Loki’s Mysterious Journey South is a story about Brotherhood. Loki has an agenda but it is being thwarted by Thor’s pride. Loki finds himself having to bail his brother out of trouble while trying to accomplish his goal set to him by the Norns. Despite Loki’s best efforts, he finds his fate and destiny inexplicably tied with Thor’s. It's a story of accountability, responsibility, tolerance, flexibility, and adaptability to familial connections.

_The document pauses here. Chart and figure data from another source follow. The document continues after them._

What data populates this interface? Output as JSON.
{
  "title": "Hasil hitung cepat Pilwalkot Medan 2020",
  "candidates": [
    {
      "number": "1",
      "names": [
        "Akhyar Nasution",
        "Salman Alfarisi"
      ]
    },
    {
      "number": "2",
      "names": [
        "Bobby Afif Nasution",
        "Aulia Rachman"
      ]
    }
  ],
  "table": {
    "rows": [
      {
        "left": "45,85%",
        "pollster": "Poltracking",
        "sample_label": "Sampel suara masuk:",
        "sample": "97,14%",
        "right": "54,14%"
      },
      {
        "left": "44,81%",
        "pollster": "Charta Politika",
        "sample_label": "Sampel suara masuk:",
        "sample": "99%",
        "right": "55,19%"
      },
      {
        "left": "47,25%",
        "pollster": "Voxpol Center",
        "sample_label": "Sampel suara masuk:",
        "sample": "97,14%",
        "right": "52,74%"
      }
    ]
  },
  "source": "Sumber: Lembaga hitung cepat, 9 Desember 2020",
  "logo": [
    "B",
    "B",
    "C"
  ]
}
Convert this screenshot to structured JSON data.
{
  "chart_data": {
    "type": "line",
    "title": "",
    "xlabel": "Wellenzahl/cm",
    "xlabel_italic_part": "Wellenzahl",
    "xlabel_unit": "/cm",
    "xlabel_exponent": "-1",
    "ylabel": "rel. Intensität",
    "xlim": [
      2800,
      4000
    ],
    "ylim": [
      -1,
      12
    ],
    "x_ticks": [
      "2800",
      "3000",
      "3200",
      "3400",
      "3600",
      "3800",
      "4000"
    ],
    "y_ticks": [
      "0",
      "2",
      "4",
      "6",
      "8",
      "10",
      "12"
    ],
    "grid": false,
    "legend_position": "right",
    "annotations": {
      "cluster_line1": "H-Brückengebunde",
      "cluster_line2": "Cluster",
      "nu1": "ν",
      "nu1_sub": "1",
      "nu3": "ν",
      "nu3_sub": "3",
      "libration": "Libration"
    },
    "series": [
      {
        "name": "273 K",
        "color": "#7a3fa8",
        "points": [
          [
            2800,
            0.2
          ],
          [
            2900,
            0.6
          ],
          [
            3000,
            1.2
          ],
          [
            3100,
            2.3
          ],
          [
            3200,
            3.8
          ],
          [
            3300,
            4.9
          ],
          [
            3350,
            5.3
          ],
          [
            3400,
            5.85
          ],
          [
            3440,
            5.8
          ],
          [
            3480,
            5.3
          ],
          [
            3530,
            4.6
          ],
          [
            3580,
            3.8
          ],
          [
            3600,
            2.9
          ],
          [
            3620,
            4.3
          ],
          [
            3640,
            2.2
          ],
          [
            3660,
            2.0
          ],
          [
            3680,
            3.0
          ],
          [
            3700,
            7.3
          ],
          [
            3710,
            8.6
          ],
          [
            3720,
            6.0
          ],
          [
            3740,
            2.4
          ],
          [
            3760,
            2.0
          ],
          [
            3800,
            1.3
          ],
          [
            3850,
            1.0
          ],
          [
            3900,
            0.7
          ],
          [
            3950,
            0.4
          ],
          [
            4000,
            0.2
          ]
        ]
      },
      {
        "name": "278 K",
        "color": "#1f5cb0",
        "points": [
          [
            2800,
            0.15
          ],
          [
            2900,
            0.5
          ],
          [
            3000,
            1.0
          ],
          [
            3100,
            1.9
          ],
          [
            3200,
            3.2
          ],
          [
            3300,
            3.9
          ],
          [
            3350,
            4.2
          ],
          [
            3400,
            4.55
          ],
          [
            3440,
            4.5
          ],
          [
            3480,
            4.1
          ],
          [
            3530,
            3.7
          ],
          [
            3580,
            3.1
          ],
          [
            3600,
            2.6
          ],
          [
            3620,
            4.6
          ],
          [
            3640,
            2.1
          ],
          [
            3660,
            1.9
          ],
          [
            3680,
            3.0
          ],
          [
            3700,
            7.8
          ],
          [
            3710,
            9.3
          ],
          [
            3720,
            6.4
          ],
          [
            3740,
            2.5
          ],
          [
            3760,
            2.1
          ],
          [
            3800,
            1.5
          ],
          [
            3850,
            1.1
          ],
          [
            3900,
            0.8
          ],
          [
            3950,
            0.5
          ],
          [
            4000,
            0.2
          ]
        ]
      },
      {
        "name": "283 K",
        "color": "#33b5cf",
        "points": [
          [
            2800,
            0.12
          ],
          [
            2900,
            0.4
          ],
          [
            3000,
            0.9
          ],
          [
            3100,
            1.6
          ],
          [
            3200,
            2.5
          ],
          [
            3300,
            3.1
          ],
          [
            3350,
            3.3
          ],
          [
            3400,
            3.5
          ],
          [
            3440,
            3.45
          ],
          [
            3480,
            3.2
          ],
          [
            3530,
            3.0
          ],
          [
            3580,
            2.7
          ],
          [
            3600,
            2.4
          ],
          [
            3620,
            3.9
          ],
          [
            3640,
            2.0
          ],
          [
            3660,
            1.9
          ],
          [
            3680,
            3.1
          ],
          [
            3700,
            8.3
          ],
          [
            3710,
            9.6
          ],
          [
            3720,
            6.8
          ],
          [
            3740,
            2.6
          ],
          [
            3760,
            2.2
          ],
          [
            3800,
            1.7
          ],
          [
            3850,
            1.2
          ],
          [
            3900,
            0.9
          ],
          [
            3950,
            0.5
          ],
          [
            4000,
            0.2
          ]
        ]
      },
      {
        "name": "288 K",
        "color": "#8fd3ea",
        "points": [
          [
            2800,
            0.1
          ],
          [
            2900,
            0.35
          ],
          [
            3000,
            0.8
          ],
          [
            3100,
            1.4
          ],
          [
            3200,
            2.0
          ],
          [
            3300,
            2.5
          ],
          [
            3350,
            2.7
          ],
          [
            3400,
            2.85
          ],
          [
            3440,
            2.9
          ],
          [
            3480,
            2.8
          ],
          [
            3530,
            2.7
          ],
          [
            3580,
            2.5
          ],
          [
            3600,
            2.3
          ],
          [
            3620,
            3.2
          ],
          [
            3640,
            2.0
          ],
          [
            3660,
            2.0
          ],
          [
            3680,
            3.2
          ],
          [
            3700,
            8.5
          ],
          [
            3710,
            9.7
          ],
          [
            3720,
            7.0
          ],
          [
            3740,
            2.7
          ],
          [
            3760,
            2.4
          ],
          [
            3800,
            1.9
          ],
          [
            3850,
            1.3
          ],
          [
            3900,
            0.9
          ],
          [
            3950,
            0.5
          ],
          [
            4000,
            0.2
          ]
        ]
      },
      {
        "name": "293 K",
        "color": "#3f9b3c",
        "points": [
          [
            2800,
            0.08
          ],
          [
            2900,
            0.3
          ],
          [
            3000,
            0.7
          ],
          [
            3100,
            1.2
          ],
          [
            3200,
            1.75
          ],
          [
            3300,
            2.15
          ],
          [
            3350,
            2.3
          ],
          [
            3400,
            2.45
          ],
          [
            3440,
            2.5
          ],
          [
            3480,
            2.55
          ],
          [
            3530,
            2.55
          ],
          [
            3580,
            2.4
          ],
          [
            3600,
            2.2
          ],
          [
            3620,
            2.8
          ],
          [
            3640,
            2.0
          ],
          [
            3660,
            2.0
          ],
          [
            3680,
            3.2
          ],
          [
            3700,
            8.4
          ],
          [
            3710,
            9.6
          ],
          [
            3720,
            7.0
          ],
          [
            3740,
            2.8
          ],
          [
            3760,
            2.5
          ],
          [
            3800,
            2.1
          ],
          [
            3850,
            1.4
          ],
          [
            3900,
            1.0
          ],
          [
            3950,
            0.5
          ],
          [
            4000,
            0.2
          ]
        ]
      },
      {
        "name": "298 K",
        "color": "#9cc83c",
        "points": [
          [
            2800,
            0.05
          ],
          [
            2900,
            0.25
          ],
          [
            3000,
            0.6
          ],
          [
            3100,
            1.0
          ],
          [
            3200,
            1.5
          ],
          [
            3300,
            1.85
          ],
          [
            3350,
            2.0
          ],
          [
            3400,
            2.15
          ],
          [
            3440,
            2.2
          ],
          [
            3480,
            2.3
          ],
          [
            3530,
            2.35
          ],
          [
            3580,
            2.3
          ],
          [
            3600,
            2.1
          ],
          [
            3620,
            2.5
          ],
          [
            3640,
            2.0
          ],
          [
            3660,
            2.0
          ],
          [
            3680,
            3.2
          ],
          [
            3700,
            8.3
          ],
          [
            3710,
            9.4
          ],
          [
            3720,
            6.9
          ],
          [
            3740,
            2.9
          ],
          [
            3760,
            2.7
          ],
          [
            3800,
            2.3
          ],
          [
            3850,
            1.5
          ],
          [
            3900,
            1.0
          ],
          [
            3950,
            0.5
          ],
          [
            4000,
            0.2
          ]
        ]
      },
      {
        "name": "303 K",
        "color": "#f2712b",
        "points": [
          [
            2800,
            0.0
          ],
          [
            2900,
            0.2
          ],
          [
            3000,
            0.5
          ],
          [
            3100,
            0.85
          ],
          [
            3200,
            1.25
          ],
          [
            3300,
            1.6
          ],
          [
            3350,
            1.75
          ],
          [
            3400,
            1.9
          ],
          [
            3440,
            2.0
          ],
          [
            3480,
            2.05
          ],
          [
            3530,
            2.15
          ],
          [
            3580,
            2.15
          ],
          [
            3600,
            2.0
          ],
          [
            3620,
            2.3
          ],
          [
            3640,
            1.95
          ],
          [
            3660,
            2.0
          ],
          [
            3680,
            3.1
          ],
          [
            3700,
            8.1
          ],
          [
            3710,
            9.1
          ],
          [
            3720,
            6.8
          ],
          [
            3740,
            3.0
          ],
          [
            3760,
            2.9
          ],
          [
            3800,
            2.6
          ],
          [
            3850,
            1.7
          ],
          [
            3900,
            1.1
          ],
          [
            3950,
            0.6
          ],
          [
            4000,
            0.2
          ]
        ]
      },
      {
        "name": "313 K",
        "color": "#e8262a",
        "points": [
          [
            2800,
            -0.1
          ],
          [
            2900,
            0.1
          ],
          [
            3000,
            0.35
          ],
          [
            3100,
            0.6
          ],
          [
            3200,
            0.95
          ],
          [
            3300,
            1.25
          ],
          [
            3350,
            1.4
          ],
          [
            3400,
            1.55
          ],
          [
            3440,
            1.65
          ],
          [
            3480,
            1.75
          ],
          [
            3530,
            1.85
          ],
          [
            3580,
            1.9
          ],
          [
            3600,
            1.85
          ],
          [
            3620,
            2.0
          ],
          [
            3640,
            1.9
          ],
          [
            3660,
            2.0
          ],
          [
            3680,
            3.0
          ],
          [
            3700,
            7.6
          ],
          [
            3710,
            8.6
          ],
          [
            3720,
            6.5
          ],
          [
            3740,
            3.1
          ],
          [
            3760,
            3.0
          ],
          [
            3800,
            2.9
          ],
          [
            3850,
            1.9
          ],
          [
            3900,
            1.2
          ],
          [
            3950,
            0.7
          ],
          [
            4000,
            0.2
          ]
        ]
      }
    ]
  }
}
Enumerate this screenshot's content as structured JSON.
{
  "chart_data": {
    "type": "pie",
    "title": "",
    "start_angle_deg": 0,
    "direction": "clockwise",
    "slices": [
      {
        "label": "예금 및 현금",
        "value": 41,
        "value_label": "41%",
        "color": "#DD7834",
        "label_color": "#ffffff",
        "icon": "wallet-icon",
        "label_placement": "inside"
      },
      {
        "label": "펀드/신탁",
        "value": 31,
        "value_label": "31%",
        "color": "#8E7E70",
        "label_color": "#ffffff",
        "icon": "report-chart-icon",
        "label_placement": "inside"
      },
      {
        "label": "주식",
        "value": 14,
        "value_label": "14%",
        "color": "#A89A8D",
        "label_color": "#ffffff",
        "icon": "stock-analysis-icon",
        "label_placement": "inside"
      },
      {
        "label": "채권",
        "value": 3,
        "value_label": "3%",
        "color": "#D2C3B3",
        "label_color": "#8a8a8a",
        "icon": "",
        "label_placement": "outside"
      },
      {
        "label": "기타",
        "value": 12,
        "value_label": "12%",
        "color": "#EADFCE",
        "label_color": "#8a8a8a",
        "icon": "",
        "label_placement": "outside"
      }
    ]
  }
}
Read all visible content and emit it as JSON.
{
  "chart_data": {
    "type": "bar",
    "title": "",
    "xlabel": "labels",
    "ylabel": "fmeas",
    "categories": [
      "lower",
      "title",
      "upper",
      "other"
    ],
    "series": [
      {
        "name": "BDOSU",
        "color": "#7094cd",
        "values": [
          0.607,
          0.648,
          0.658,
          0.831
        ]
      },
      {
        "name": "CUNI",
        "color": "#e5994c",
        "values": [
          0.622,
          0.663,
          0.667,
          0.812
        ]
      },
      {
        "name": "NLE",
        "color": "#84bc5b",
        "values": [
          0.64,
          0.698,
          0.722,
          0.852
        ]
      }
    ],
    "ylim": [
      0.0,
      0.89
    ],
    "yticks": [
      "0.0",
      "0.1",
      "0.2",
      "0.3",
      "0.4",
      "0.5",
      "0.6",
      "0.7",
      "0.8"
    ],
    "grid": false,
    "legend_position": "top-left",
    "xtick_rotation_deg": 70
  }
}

Jessica Dodge was born in Kokomo, Indiana. She had a normal city life. Then, bad stuff happened. In 2015, she landed in rural Tennessee with her truck-driving parents. Now, she spends her time healing, writing, housesitting, and feeding the cat. Jessica is an oral storytelling champion and writer. She has written for Fandom Magazine and articles for Historical re-enactment publications. Her hobbies include any kind of geek culture and she is currently training to run.